Calculation of the structure factor of metals with the complete multiphonon series

Abstract

It is shown that to a high accuracy (better than 7%) the $n$-phonon term $S^{\mathrm{}\left(n\right)\mathrm{}}\mathrm{}\left(q\right)(n\ge 2)$, is simply expressed in terms of the exponent of the Debye-Waller factor $2W$ as $S^n\mathrm{}\left(q\right)=\frac{{\left(2\mathrm{}W\right)}^n}{n!}$. This follows from the realization that the multiphonon contribution to the structure factor is mostly incoherent.
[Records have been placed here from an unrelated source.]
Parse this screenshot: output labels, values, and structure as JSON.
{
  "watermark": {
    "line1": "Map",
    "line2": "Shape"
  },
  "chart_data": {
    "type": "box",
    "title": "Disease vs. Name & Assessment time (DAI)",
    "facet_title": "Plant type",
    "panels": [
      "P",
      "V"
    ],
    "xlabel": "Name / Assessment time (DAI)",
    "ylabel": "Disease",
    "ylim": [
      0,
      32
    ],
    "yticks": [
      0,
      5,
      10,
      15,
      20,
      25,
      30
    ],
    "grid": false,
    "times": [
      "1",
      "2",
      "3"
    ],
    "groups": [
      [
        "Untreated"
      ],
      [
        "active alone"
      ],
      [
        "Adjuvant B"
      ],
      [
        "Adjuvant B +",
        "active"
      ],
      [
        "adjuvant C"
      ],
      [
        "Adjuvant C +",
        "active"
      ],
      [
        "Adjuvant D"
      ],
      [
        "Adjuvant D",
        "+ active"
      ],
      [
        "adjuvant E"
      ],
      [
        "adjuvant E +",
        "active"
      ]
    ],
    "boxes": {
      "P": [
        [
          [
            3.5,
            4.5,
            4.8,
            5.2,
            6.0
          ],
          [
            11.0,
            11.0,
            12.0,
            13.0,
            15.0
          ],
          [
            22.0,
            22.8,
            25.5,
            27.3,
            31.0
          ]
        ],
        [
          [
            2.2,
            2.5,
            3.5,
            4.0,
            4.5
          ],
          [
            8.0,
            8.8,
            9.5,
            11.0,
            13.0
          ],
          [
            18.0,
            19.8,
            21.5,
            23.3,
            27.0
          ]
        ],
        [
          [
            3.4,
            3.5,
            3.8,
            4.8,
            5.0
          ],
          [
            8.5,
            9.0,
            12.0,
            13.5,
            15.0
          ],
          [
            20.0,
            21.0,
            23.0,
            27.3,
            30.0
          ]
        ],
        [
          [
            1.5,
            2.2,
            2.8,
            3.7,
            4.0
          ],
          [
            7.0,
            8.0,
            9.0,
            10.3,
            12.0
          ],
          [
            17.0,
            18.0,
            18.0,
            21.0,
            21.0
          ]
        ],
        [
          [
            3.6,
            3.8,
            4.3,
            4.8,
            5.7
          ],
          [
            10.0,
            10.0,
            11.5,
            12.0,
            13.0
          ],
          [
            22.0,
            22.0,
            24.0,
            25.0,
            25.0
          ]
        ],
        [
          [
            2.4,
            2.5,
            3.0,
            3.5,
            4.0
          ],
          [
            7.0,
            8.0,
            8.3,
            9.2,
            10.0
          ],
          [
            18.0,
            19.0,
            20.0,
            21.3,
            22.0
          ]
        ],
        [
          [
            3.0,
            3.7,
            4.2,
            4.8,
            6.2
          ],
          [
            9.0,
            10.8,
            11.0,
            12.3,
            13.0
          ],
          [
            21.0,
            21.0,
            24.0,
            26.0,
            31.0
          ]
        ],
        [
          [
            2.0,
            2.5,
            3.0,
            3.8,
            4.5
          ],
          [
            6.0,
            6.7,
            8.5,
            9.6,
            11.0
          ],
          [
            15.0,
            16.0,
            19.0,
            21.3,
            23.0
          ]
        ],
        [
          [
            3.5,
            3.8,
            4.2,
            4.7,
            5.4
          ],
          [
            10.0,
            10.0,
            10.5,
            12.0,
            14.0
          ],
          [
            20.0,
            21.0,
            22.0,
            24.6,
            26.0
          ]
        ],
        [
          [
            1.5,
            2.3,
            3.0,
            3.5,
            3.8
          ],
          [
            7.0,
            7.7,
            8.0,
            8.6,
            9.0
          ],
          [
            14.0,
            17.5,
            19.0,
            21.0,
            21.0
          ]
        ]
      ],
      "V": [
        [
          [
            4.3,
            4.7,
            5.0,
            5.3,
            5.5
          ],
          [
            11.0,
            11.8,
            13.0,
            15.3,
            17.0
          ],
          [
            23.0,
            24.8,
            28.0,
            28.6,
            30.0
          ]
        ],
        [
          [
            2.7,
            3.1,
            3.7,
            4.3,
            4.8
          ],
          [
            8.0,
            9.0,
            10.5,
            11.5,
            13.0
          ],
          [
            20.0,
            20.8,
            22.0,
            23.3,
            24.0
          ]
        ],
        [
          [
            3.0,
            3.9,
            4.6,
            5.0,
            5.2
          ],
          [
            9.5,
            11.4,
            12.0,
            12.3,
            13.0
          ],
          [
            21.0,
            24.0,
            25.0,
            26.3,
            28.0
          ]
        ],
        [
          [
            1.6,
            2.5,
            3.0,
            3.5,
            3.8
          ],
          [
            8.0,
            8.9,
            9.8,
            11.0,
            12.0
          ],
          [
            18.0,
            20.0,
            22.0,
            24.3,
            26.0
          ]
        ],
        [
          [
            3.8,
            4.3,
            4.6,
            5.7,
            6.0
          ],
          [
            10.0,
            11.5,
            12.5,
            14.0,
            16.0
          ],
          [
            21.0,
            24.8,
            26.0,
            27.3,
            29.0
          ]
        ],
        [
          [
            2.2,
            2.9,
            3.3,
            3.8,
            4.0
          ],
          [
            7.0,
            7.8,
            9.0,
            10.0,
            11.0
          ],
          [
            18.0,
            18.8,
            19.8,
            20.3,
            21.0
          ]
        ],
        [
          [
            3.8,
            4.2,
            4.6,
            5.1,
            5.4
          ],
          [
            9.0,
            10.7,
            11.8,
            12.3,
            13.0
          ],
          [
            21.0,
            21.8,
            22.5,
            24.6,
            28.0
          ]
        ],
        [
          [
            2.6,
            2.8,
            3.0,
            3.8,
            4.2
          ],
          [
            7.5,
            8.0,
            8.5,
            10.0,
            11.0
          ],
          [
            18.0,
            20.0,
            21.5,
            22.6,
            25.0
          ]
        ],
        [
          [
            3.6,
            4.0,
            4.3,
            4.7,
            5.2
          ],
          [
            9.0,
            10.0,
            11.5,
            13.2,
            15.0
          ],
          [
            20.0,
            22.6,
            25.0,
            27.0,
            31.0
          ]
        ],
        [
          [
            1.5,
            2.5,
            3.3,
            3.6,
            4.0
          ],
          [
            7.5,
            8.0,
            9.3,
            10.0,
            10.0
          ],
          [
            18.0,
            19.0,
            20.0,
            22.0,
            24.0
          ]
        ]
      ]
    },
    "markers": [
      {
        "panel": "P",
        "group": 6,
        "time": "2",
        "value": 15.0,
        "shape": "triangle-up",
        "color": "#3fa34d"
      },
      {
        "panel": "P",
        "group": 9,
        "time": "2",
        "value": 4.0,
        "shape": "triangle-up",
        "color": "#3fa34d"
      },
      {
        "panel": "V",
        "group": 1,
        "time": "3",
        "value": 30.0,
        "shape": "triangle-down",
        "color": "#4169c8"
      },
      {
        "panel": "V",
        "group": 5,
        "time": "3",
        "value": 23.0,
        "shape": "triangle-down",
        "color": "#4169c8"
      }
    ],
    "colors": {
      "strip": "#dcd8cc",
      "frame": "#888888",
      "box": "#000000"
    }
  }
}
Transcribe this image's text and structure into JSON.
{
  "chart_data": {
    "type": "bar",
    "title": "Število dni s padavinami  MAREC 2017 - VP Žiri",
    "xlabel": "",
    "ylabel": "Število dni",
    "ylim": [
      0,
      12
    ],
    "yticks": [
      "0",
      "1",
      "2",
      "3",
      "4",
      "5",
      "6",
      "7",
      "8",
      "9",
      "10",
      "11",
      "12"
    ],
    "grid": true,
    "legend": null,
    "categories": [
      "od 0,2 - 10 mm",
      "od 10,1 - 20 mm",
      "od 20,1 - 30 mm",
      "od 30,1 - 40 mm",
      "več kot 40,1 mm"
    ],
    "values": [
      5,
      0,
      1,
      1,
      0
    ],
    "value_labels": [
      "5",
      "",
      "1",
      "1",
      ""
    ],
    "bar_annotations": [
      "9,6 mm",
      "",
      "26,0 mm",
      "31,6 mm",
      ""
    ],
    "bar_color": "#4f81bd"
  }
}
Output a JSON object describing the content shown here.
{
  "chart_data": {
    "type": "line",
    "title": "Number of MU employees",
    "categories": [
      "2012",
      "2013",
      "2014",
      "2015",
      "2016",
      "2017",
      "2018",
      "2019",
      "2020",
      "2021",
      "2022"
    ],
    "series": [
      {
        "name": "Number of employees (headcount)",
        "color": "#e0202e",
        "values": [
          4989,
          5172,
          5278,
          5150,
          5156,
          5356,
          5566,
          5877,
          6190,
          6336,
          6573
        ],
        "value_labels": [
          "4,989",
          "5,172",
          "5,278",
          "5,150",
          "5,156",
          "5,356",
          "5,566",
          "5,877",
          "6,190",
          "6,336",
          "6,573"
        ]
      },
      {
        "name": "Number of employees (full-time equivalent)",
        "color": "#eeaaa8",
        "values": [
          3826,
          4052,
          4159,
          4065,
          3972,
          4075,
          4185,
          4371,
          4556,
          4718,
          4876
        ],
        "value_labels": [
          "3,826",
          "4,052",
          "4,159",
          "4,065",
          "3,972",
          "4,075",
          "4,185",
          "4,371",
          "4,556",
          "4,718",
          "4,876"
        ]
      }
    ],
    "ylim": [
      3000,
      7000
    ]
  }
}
Based on this result an expression accurate to 0.7% at all temperatures is proposed for the static structure factor $S_E\mathrm{}\left(q\right)\mathrm{}$ used in electronic transport calculations, namely: $S_E\mathrm{}\left(q\right)=S_E^{\mathrm{}\left(1\right)\mathrm{}}\mathrm{}\left(q\right)\{1+{\left[S_E^{\mathrm{}\left(1\right)\mathrm{}}\mathrm{}\right(q\left)\right]}^{-1\mathrm{}}(e^{2W}-1-2\mathrm{}W\left)\right\}{e}^{-2\mathrm{}W}$. This form is convenient because the right-hand side can be directly computed from experimental phonon dispersion curves. Futhermore, it represents an order-of-magnitude improvement in accuracy over the usual approximation $S_E\mathrm{}\left(q\right)=S_E^{\mathrm{}\left(1\right)\mathrm{}}\mathrm{}\left(q\right)\mathrm{}$.